- Occupation: bloggers

= Vahid Online =

Iranian blogger

Vahid Online (وحيد آنلاين) is the pseudonym of an Iranian blogger, netizen, Internet activist and Internet celebrity who is one of the most followed Iranians on almost any social network. He is a news geek and is considered by many of his followers as the source for daily news and information.

== Activism ==
Days before the 2009 presidential election, Vahid Online was present in Mir-Hossein Mousavi campaign headquarters in Gheytarieh, when the place was rushed by government militias. Witnessing the event, he immediately posted it on his blog and social media accounts, and used his mobile phone to broadcast live footage on Qik. Within a few hours, 8,000 users watched the video online and it went nationwide when it was shown on BBC Persian evening news. By that time, his social media posts acted as a source of information for the media outside Iran regarding the developments inside the country. After he was tracked down for his activities, he moved into hideout, and later escaped Iran to Turkey with the help of smugglers before settling in the United States as a refugee.

Google Plus' former policy of not allowing pseudonyms for users, forced Vahid Online to deactivate his account.

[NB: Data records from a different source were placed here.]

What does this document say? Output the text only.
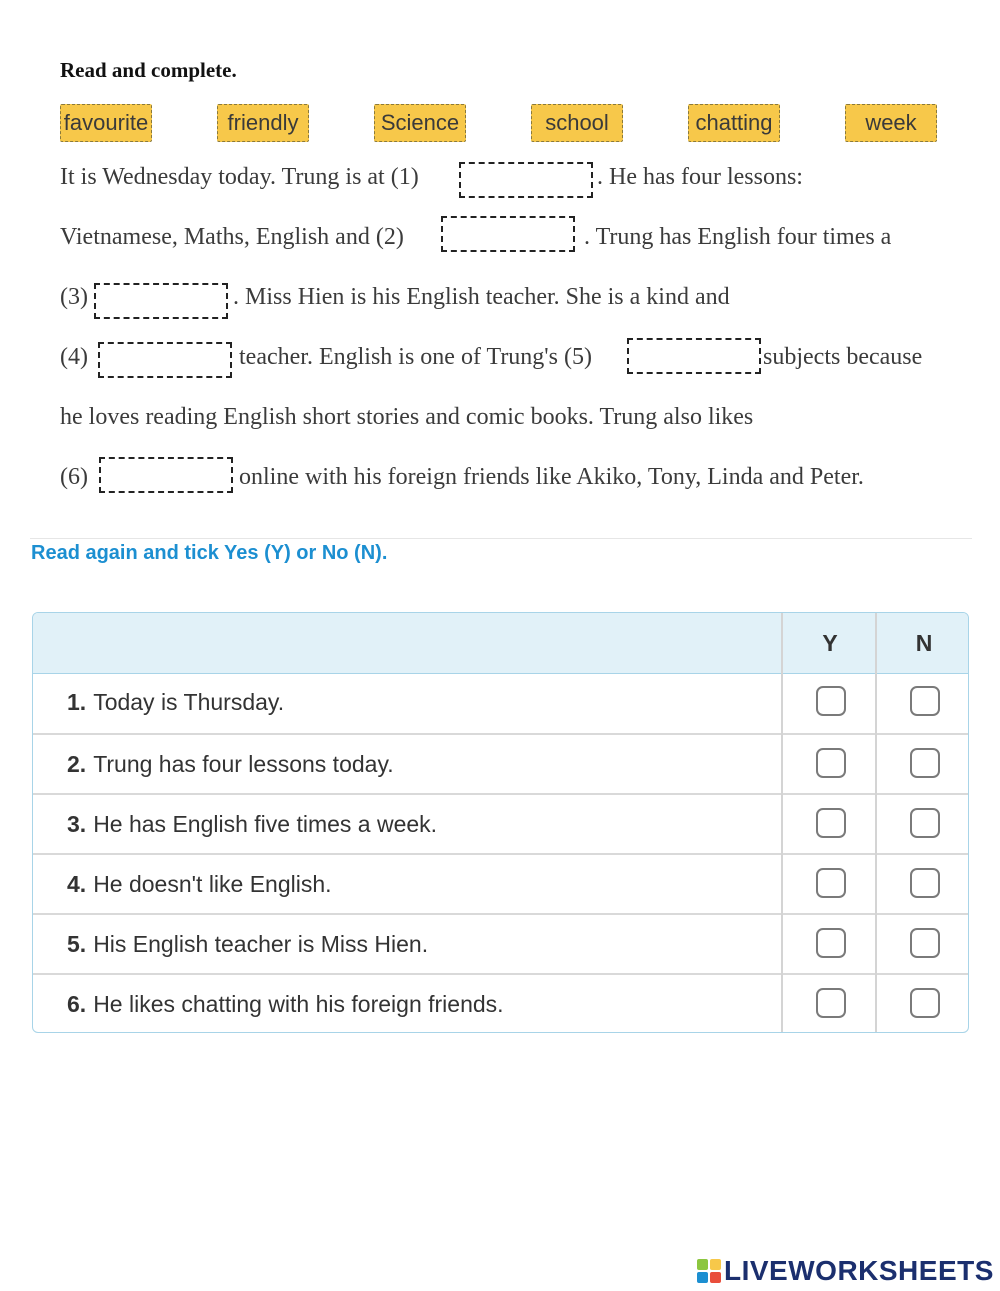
Read and complete.
favourite	friendly	Science	school	chatting	week
It is Wednesday today. Trung is at (1)	. He has four lessons:
Vietnamese, Maths, English and (2)	. Trung has English four times a
(3)	. Miss Hien is his English teacher. She is a kind and
(4)	teacher. English is one of Trung's (5)	subjects because
he loves reading English short stories and comic books. Trung also likes
(6)	online with his foreign friends like Akiko, Tony, Linda and Peter.
Read again and tick Yes (Y) or No (N).
Y	N
1. Today is Thursday.
2. Trung has four lessons today.
3. He has English five times a week.
4. He doesn't like English.
5. His English teacher is Miss Hien.
6. He likes chatting with his foreign friends.
LIVEWORKSHEETS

However, after Google was convinced that this is an "established" pseudonym and he has a "meaningful following", gave his account back.

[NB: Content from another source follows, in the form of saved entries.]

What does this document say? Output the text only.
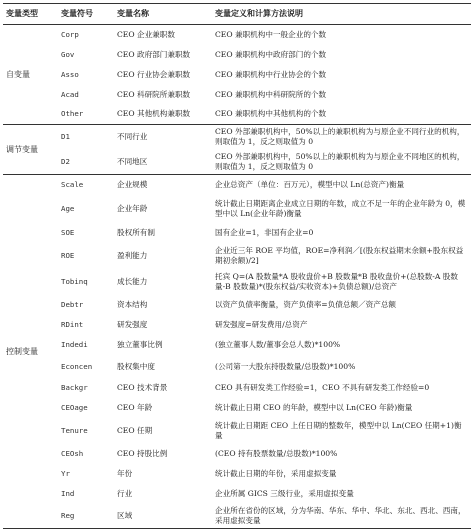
变量类型	变量符号	变量名称	变量定义和计算方法说明
自变量	Corp	CEO 企业兼职数	CEO 兼职机构中一般企业的个数
	Gov	CEO 政府部门兼职数	CEO 兼职机构中政府部门的个数
	Asso	CEO 行业协会兼职数	CEO 兼职机构中行业协会的个数
	Acad	CEO 科研院所兼职数	CEO 兼职机构中科研院所的个数
	Other	CEO 其他机构兼职数	CEO 兼职机构中其他机构的个数
调节变量	D1	不同行业	CEO 外部兼职机构中，50%以上的兼职机构为与原企业不同行业的机构，则取值为 1，反之则取值为 0
	D2	不同地区	CEO 外部兼职机构中，50%以上的兼职机构为与原企业不同地区的机构，则取值为 1，反之则取值为 0
控制变量	Scale	企业规模	企业总资产（单位：百万元），模型中以 Ln(总资产)衡量
	Age	企业年龄	统计截止日期距离企业成立日期的年数，成立不足一年的企业年龄为 0，模型中以 Ln(企业年龄)衡量
	SOE	股权所有制	国有企业=1，非国有企业=0
	ROE	盈利能力	企业近三年 ROE 平均值，ROE=净利润／[(股东权益期末余额+股东权益期初余额)/2]
	Tobinq	成长能力	托宾 Q=(A 股数量*A 股收盘价+B 股数量*B 股收盘价+(总股数-A 股数量-B 股数量)*(股东权益/实收资本)+负债总额)/总资产
	Debtr	资本结构	以资产负债率衡量，资产负债率=负债总额／资产总额
	RDint	研发强度	研发强度=研发费用/总资产
	Indedi	独立董事比例	(独立董事人数/董事会总人数)*100%
	Econcen	股权集中度	(公司第一大股东持股数量/总股数)*100%
	Backgr	CEO 技术背景	CEO 具有研发类工作经验=1，CEO 不具有研发类工作经验=0
	CEOage	CEO 年龄	统计截止日期 CEO 的年龄，模型中以 Ln(CEO 年龄)衡量
	Tenure	CEO 任期	统计截止日期距 CEO 上任日期的整数年，模型中以 Ln(CEO 任期+1)衡量
	CEOsh	CEO 持股比例	(CEO 持有股票数量/总股数)*100%
	Yr	年份	统计截止日期的年份，采用虚拟变量
	Ind	行业	企业所属 GICS 三级行业，采用虚拟变量
	Reg	区域	企业所在省份的区域，分为华南、华东、华中、华北、东北、西北、西南，采用虚拟变量
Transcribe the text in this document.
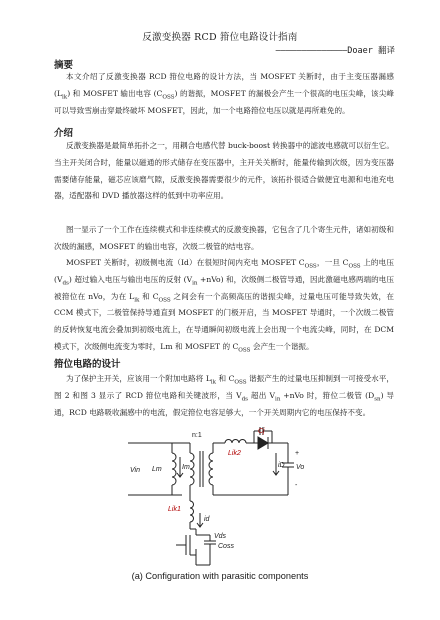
反激变换器 RCD 箝位电路设计指南
——————————————Doaer 翻译
摘要
本文介绍了反激变换器 RCD 箝位电路的设计方法，当 MOSFET 关断时，由于主变压器漏感 $(L_{lk})$ 和 MOSFET 输出电容 $(C_{OSS})$ 的谐振，MOSFET 的漏极会产生一个很高的电压尖峰，该尖峰可以导致雪崩击穿最终破坏 MOSFET，因此，加一个电路箝位电压以就是再所难免的。
介绍
反激变换器是最简单拓扑之一，用耦合电感代替 buck-boost 转换器中的滤波电感就可以衍生它。当主开关闭合时，能量以磁通的形式储存在变压器中，主开关关断时，能量传输到次级，因为变压器需要储存能量，磁芯应该磨气隙，反激变换器需要很少的元件，该拓扑很适合做便宜电源和电池充电器，适配器和 DVD 播放器这样的低到中功率应用。
图一显示了一个工作在连续模式和非连续模式的反激变换器，它包含了几个寄生元件，诸如初级和次级的漏感，MOSFET 的输出电容，次级二极管的结电容。
MOSFET 关断时，初级侧电流（Id）在很短时间内充电 MOSFET $C_{OSS}$，一旦 $C_{OSS}$ 上的电压 $(V_{ds})$ 超过输入电压与输出电压的反射 $(V_{in} +nVo)$ 和，次级侧二极管导通，因此激磁电感两端的电压被箝位在 nVo，为在 $L_{lk}$ 和 $C_{OSS}$ 之间会有一个高频高压的谐振尖峰，过量电压可能导致失效，在 CCM 模式下，二极管保持导通直到 MOSFET 的门极开启，当 MOSFET 导通时，一个次级二极管的反转恢复电流会叠加到初级电流上，在导通瞬间初级电流上会出现一个电流尖峰，同时，在 DCM 模式下，次级侧电流变为零时，Lm 和 MOSFET 的 $C_{OSS}$ 会产生一个谐振。
箝位电路的设计
为了保护主开关，应该用一个附加电路将 $L_{lk}$ 和 $C_{OSS}$ 谐振产生的过量电压抑制到一可接受水平，图 2 和图 3 显示了 RCD 箝位电路和关键波形，当 $V_{ds}$ 超出 $V_{in} +nVo$ 时，箝位二极管 $(D_{sn})$ 导通，RCD 电路吸收漏感中的电流，假定箝位电容足够大，一个开关周期内它的电压保持不变。
Vin Lm	Im
Lik2
Cj
iD Vo
+
-
n:1
Lik1
id
Vds
Coss
(a) Configuration with parasitic components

=== News events coverage ===
Vahid Online runs a Telegram channel and a Twitter account through which he actively monitors what circulates in social media to cover newsworthy events regarding Iran. He posts content that he aggregates and verifies for other Iranians and the broader world, as relied on and covered by respected outlets. Some recent significant instances include firsthand videos from 2017 and 2019 nationwide protests, or images and films revealing about coronavirus casualties in the country that the government tended to withhold from the public since the beginning of the outbreak.

== Views ==
Vahid Online has challenged validity of the 'Twitter Revolution' thesis and Douglas Rushkoff's view on role of social media in 2009 poll presidential election protests, believing them to be "exaggerated".

He believes that blocking access to online products in Iran by companies like Google, mirrors the policies of Internet censorship in Iran by the government.

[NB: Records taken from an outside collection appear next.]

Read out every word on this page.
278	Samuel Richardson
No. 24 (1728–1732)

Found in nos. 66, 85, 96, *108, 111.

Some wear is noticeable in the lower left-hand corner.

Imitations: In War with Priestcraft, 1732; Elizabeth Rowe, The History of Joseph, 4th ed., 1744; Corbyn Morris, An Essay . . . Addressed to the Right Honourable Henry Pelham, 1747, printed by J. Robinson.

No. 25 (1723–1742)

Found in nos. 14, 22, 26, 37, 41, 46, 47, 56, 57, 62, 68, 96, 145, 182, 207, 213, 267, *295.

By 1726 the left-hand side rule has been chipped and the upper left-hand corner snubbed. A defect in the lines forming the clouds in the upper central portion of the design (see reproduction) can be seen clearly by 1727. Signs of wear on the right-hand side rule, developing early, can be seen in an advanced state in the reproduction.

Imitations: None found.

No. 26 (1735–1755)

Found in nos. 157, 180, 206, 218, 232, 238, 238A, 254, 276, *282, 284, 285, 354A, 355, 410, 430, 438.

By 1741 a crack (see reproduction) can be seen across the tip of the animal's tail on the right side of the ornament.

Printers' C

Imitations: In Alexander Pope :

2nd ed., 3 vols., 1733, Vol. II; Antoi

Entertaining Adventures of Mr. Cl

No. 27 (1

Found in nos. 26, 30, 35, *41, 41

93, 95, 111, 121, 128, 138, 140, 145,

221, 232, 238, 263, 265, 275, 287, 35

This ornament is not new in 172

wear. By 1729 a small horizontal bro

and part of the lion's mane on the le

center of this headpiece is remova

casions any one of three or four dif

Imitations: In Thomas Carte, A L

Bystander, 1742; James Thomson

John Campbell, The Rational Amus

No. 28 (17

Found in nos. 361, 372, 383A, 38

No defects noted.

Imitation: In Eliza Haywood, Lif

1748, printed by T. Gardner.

Commenting on Javad Zarif's presence in social media, he was quoted, "Zarif is the first senior Iranian official to type with his own fingers and write that he is using Facebook, a site that has been branded as a tool of enemies and mentioned in trials of opposition members" and "People have gotten used to the government's stance on Facebook, and now they're hoping that with the presence of the foreign minister, the site will become unfiltered".

== Awards ==
Vahid Online was awarded The BOBs citizen journalism people's choice award in 2016, and best person to follow Persian in 2013.